El proceso -cuentan desde la firma- se realiza de manera escalonada. "Primero se efectúa una medición de base, al año siguiente se actualiza ese cálculo y un año más tarde se hace una segunda actualización, que es la que permite evaluar la evolución", detallan. Al haberse realizado la medición de base en 2011 y la primera actualización en 2013, recién con la de este año (correspondiente a las emisiones 2015) la empresa podrá disponer de un número que le posibilite plantear estrategias futuras, detectando fuentes de emisión y oportunidades de mejora para reducirlas.

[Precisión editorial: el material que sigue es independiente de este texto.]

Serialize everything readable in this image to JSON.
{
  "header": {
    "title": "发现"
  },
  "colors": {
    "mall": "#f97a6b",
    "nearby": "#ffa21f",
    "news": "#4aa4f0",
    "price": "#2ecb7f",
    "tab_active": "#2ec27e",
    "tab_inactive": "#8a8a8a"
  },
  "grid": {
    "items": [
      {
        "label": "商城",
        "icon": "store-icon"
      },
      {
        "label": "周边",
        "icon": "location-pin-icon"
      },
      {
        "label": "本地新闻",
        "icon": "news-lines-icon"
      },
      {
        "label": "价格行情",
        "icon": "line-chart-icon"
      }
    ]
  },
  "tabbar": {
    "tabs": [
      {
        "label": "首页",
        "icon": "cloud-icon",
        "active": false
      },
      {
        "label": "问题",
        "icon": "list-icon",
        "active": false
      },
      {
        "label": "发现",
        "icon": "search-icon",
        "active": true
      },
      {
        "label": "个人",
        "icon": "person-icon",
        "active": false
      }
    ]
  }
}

Un camino similar es el que transita Salentein. "La iniciativa fue medir nuestro impacto al medio ambiente a lo largo de todo nuestro ciclo de producto, es decir, desde el cultivo de la uva hasta el consumidor final y, luego, certificar que este proceso se ajusta a las normas vigentes", explica Andrés Arena, Operations director de la bodega. En su caso, las verificaciones vienen de la mano de auditorías con la normativa PAS 2050 y certificación del Carbón Trust de Reino Unido.

Así, la compañía mide el consumo específico de las emisiones de GEI que se requieren frente a cada transformación de insumos (como, por ejemplo, la producción de botellas de vidrio), procesos de productos (como la producción de uva, el vino y el fraccionamiento, etc.) y prestaciones de servicios (el transporte, entre ellos).

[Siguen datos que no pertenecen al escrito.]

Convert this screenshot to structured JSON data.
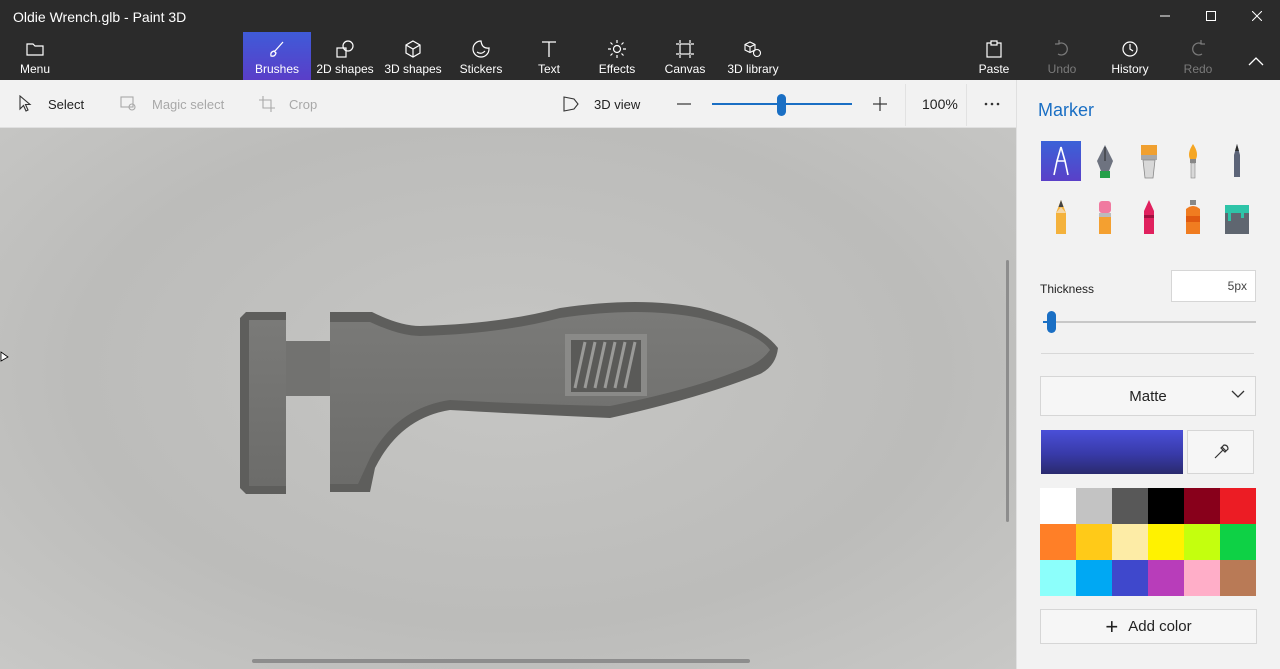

¿Los beneficios de esta iniciativa? "Permite desarrollar una cultura de trabajo más productiva, debido a que no solo cambia la forma en la que se desarrollan las tareas de los procesos productivos, sino que la gente se motiva genuinamente, manejando los recursos no renovables de tal manera de preservarlos todo lo posible para las futuras generaciones", responde Arena. Y completa: "Otro efecto indirecto es que se reducen costos a la vista y ocultos, como consecuencia del enfoque de aprovechamiento que naturalmente se da con estas prácticas".

Cervecería y Maltería Quilmes, por su parte, coloca a la retornabilidad -y su debida medición de impacto- en el centro de su visión de negocio sustentable. "Al ser retornable, el envase de vidrio reduce a una tercera parte las emisiones de dióxido de carbono porque puede utilizarse 29 veces. Esa reducción equivale a las emisiones de un viaje en auto de 1.900 kilómetros", especifica Gregorio Lascano, director de Asuntos Corporativos de la compañía.

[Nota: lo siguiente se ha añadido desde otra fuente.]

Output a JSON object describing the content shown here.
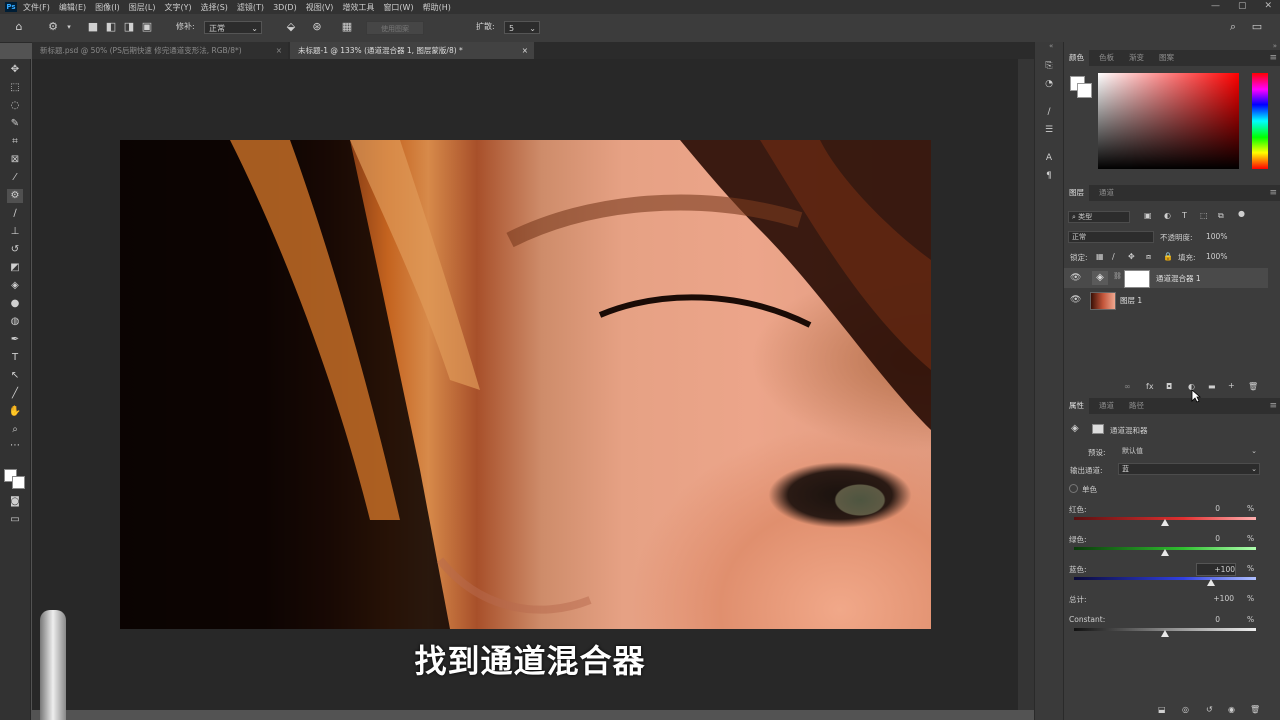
{
  "menubar": {
    "app_badge": "Ps",
    "items": [
      "文件(F)",
      "编辑(E)",
      "图像(I)",
      "图层(L)",
      "文字(Y)",
      "选择(S)",
      "滤镜(T)",
      "3D(D)",
      "视图(V)",
      "增效工具",
      "窗口(W)",
      "帮助(H)"
    ],
    "window_controls": [
      "—",
      "▢",
      "✕"
    ]
  },
  "options": {
    "mode_label": "修补:",
    "mode_value": "正常",
    "use_pattern_label": "使用图案",
    "diffuse_label": "扩散:",
    "diffuse_value": "5"
  },
  "tabs": [
    {
      "label": "新标题.psd @ 50% (PS后期快速 修完通道变形法, RGB/8*)",
      "close": "×"
    },
    {
      "label": "未标题-1 @ 133% (通道混合器 1, 图层蒙版/8) *",
      "close": "×"
    }
  ],
  "subtitle": "找到通道混合器",
  "color_panel": {
    "tabs": [
      "颜色",
      "色板",
      "渐变",
      "图案"
    ]
  },
  "layers_panel": {
    "tabs": [
      "图层",
      "通道"
    ],
    "filter_kind": "类型",
    "blend_mode": "正常",
    "opacity_label": "不透明度:",
    "opacity_value": "100%",
    "lock_label": "锁定:",
    "fill_label": "填充:",
    "fill_value": "100%",
    "layers": [
      {
        "name": "通道混合器 1"
      },
      {
        "name": "图层 1"
      }
    ],
    "bottom_icons": [
      "∞",
      "fx",
      "◘",
      "◐",
      "▬",
      "+",
      "🗑"
    ]
  },
  "properties_panel": {
    "tabs": [
      "属性",
      "通道",
      "路径"
    ],
    "title": "通道混和器",
    "preset_label": "预设:",
    "preset_value": "默认值",
    "output_label": "输出通道:",
    "output_value": "蓝",
    "mono_label": "单色",
    "red_label": "红色:",
    "red_value": "0",
    "green_label": "绿色:",
    "green_value": "0",
    "blue_label": "蓝色:",
    "blue_value": "+100",
    "total_label": "总计:",
    "total_value": "+100",
    "constant_label": "Constant:",
    "constant_value": "0",
    "pct": "%",
    "red_level": 50,
    "green_level": 50,
    "blue_level": 75,
    "constant_level": 50
  },
  "colors": {
    "panel_bg": "#3c3c3c",
    "dark_bg": "#282828",
    "accent": "#31a8ff"
  }
}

Sumando a esta estrategia, Quilmes incluyó a la reducción de la huella de carbono en la producción de bebidas entre sus objetivos 2013-2017, algo que se ve respaldado por la disminución del 25% ya realizada entre 2009 y 2014. "Además, recuperamos el dióxido de carbono producto de la fermentación de la cerveza para que sea utilizado en la producción de nuestras gaseosas", acota el ejecutivo.

Si bien Banco Galicia, por el sector en que se ubica, no cuenta con un proceso productivo cuya huella de carbono pueda medir, sí lo hace con las emisiones de su torre corporativa y edificios centrales. Para dicha tarea, la firma utiliza el GHG Protocol, metodología que fue desarrollada por el World Resources Institute (WRI) y el World Business Council for Sustainable Development (WBCSD), que permite cuantificar y hacer el seguimiento anual de las emisiones.

"Del análisis de la huella corporativa surgió que nuestras emisiones de GEI provienen principalmente del consumo de energía eléctrica", apuntan desde la empresa, añadiendo que esto los llevó a introducir un Proyecto de Metas Energéticas, en 2013, a partir del cual, el año pasado, se mejoró en 3% la eficiencia de consumo eléctrico en los edificios centrales del banco.
Ahora bien, en esta tarea, no solo de grandes empresas se trata, sino también de pequeñas y medianas, como ilustra Tonka, una empresa B metalúrgica.

"Acabamos de medir, por primera vez y con el INTI, la huella de carbono en todo el ciclo de vida (materia prima, fabricación, uso y disposición final) de nuestro producto estrella, las válvulas para calefones", relata Federico Chevallier, gerente de esta pyme familiar, que se impuso la meta de llegar a la carbono neutralidad o, incluso, ser carbono negativa.

Para lograrlo, se hará una inversión directa con una organización que esté destinando fondos a tierras protegidas. "Calculamos qué tipo de ecosistema tenemos que preservar para la captación de carbono y llegar a la neutralidad. Es una inversión relativamente escasa", concluye.